Criptovalute: Google consente di fare Nuovamente Pubblicità online alle Criptovalute e ICO

In maniera forse un po’ inaspettata, Google stupisce tutti con un improvviso dietrofront sul ban alle pubblicità online sulle criptovalute, deciso diversi mesi fa. Bitcoin, Litecoin, Ethereum, e delle altre monete virtuali potranno di fatto acquistare advertising sulla piattaforma del principale motore di ricerca.

Il mercato ha reagito in maniera piuttosto fredda e distaccata. Tuttavia, il mercato ha grosso modo ignorato la notizia, dato che i profitti del settore del mercato digitale non hanno subito alcun cambiamento. Gli investitori si sono di fatto dimostrati passivi sulla possibilità di fare advertising online sul settore.

Le parole di Scott Spencer sull’argomento

Era il mese di marzo, quando Scott Spencer, in qualità di Director of Sustainable Ads di Google, sosteneva che, pur non riuscendo a prevedere l’andamento del mercato delle criptovalute, i vertici di Big G avevano constatato che i potenziali clienti e gli utenti finali danneggiati da quest’attività erano stati davvero innumerevoli. C’era comunque da aspettarselo, visto che la sostanziale crescita del business delle criptovalute si è sempre contraddistinta per la costante presenza di insidie. Il cliente andava assolutamente salvaguardato. Risultato? Le offerte ritenute fraudolente e contenenti consigli di trading ed exchange di criptovalute avevano ottenuto il ban in riferimento alle pubblicità online.

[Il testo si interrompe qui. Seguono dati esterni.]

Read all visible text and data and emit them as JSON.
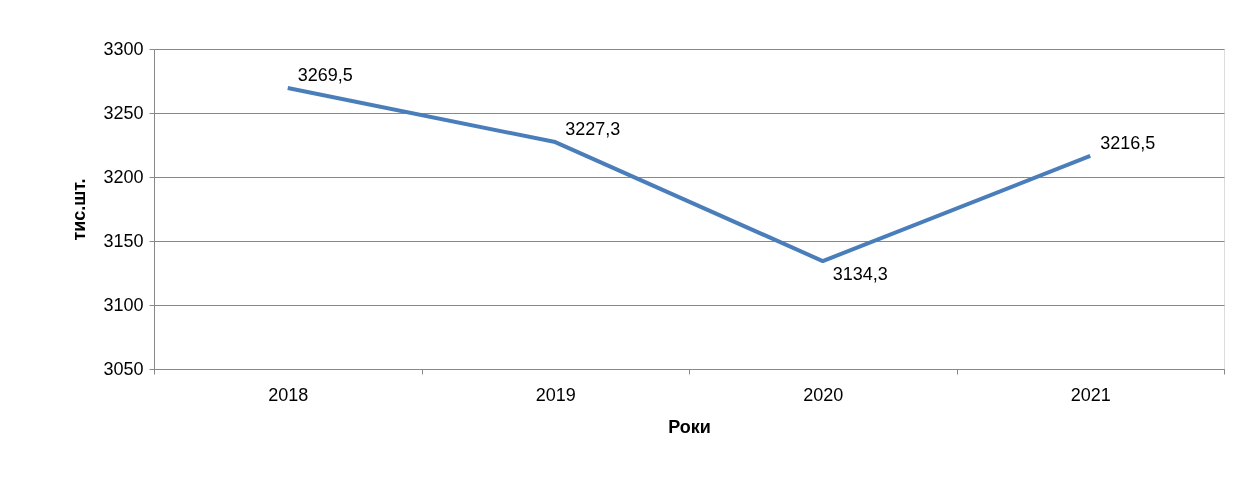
{
  "chart_data": {
    "type": "line",
    "xlabel": "Роки",
    "ylabel": "тис.шт.",
    "categories": [
      "2018",
      "2019",
      "2020",
      "2021"
    ],
    "series": [
      {
        "color": "#4a7ebb",
        "values": [
          3269.5,
          3227.3,
          3134.3,
          3216.5
        ],
        "value_labels": [
          "3269,5",
          "3227,3",
          "3134,3",
          "3216,5"
        ]
      }
    ],
    "ylim": [
      3050,
      3300
    ],
    "yticks": [
      3050,
      3100,
      3150,
      3200,
      3250,
      3300
    ],
    "grid": "y",
    "marker": "none",
    "line_style": "solid"
  }
}
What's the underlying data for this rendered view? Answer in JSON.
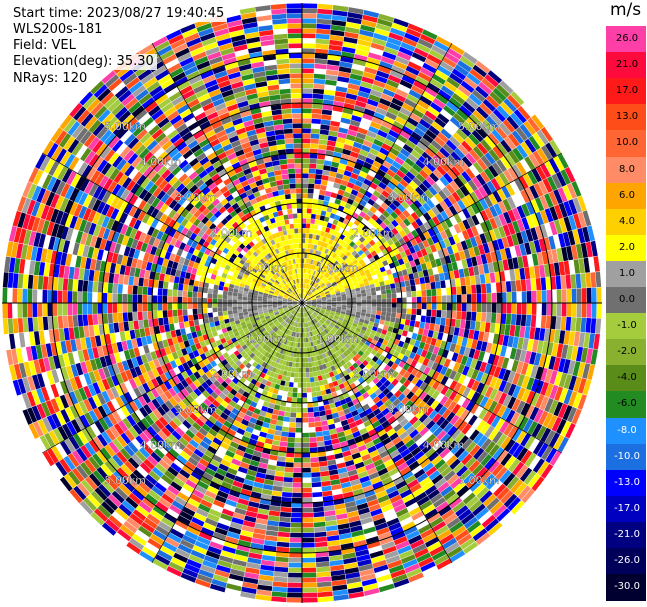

Ottobre, il mese del cambiamento

Poi, tutto è cambiato e Google ha cambiato il tavolo da gioco. Bisognerà comunque attendere il mese di ottobre quando Google rimuoverà definitivamente il ban sulle criptovalute. Il nuovo piano del Colosso di Mountain View darebbe a Google Adwords di fatto la possibilità di far apparire online i vari banner pubblicitari che hanno per protagonista effettivo l’intero business della moneta digitale. L’intento primario sarà quello di pubblicizzare gli scambi di criptovalute, soprattutto negli USA e in Giappone.

Conditio sine qua non, come riportato in un comunicato di Google, è che prima di far apparire i vari banner pubblicitari, gli inserzionisti dovranno attenersi al regolamento di Big G. Inoltre, per la pubblicazione di banner su Adwords a tema denaro digitale, sarà fondamentale l’ottenimento di un’apposita certificazione, inerente al Paese in cui verranno pubblicati gli annunci. Le norme saranno applicazione a livello internazionale a partire da ottobre: ogni account promotore dei suddetti prodotti finanziari dovrà attenersi al regolamento di Google.

La posizione dei social network sull’argomento

Facebook, Snapchat e Twitter, oltre ai vari social network, proprio come Google hanno fatto retromarcia, e nonostante le maggiori restrizioni per gli inserzionisti, hanno dato il loro placet alla pubblicazione di annunci sulle criptovalute. L’intenzione è quella di non voler rinunciare a importanti profitti che scaturiscono da un mercato emergente come quello delle monete virtuali.

Conclusioni

Sono passati solamente pochissimi giorni dal comunicato di Google relativo all’eliminazione del ban sulle criptovalute, ma l’intero comparto non ha reagito in maniera particolarmente entusiasta. Al momento, lo scambio delle valute virtuali è avvenuto nella più totale incertezza.